Legislative Counsel shared with the Senate Government Operations Committee a new strike-all amendment for S.32 that it pushed adoption of Ranked Choice Voting (RCV) for presidential primaries in 2028. He went on to note that the new draft allows communities to adopt RCV for local elections. There is also a provision for a study committee.
The local opt-in provision would give towns two options for adopting RCV. One would be through a town wide vote. The other would be a vote from the town legislative body. Legislative counsel noted that towns need to have adopted Australian ballot first before they could use ranked choice voting.
Legislative counsel provided a brief overview of how RCV voting tabulation works. The first round is a simple majority vote. If there is no majority, then voters’ descending preferences are tallied until a majority is reached. In races with multiple winners the same process would repeat until the number of seats are filled.
The Secretary of State’s office will need to educate local election officers how to conduct RCV elections. The bill also appropriates $100K for grants to help localities implement the new system. The study committee described in the bill would also expire in 2024.
Lauren Hibbert (Deputy Secretary of State) and Will Senning (Director of Elections and Campaign Finance) also provided testimony on the changes to S.32. Hibbert shared her appreciation for moving the timeline for implementation to 2028. She noted that local elections happen at the local level and the Secretary of State’s office is generally not involved and does not receive or certify local election results.

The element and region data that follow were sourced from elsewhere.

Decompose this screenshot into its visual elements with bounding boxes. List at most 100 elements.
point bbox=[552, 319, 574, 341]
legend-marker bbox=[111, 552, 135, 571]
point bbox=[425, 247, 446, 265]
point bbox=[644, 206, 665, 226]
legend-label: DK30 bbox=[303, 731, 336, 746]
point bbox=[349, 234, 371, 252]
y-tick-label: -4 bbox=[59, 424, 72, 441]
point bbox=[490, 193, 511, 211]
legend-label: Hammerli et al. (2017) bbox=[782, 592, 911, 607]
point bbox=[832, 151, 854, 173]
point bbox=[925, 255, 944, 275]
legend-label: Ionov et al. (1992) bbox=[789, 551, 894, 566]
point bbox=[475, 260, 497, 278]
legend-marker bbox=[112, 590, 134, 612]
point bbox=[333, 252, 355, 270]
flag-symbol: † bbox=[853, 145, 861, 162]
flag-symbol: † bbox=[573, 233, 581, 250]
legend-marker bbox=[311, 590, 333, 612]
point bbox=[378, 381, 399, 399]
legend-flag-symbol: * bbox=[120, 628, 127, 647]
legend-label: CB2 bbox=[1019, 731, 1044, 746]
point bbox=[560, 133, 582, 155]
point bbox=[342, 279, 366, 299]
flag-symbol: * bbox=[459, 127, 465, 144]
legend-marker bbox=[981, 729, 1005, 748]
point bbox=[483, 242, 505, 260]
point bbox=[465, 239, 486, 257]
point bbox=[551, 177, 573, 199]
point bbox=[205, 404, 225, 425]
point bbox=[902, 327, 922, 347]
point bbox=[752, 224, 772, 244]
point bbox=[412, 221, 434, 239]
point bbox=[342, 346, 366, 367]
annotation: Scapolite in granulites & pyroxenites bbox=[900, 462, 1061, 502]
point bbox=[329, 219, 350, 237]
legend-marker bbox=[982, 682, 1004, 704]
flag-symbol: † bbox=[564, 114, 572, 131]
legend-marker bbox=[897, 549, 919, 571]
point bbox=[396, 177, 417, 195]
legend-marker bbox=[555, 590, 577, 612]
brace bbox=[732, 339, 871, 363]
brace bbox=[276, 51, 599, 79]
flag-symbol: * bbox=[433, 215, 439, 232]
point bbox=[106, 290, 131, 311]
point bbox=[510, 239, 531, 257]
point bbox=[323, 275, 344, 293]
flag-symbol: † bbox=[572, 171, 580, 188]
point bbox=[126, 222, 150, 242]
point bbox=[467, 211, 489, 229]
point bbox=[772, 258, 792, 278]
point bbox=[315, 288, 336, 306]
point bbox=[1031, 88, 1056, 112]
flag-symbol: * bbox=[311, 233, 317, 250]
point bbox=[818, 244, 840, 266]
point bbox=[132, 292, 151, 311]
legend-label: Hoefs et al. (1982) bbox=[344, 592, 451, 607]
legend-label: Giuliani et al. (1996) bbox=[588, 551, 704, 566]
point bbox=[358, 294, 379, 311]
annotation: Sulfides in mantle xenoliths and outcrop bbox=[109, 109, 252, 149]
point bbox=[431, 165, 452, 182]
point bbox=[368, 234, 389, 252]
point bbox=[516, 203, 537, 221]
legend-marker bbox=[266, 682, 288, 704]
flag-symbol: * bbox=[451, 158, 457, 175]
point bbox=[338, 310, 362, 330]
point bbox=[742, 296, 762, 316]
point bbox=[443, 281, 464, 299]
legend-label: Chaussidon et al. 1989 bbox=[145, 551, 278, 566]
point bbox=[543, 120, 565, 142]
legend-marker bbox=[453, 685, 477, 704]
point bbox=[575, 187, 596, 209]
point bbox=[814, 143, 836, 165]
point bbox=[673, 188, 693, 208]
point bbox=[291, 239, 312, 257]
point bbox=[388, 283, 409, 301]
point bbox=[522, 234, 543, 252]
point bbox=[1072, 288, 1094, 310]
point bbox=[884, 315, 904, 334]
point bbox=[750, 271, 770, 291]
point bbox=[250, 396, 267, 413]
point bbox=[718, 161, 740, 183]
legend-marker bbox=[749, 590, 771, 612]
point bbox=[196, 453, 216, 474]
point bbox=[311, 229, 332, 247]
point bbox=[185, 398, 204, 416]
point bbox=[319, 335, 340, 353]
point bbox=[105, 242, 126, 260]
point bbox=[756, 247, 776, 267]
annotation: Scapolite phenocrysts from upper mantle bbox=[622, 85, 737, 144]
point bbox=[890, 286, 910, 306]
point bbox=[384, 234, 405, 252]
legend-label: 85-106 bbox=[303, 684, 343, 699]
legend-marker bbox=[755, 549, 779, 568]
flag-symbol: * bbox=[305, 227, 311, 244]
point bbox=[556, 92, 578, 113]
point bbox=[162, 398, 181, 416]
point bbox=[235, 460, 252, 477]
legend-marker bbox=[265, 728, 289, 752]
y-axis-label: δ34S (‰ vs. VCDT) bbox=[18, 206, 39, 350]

Senning argued that RCV should be adopted by voters and not the legislative body of the town (like Burlington did). It is very rare to allow the legislative body to approve new voting systems. Senator Clarkson pointed out that allowing the legislative to adopt ranked choice voting is similar to what the legislature does at the state level. She sees it as a similar process whereby the people’s representatives, in this case the selectboard, adopt policies on their behalf. She questioned why it would be different to allow local legislative bodies to approve election changes. Senning responded that requiring voters to approve ranked choice voting could function as part of the voter education system. Another issue he brought up is that having two methods for approval could lead to a dichotomy where RCV is approved through one method and repealed through another.
Gwynn Zakov (Vermont League of Cities and Towns) agreed with Senning about require the voters to adopt Ranked Choice voting at the local level. This is partly because municipalities are responsible for their own elections, whereas the legislature is responsible for statewide ones.
Senning is also concerned that the charge of the study committee is too broad and wants it narrowed. Hibbert added that she wanted Joint Fiscal Office and Legislative Council to be on the study committee. She also would like to see money allocated towards this program.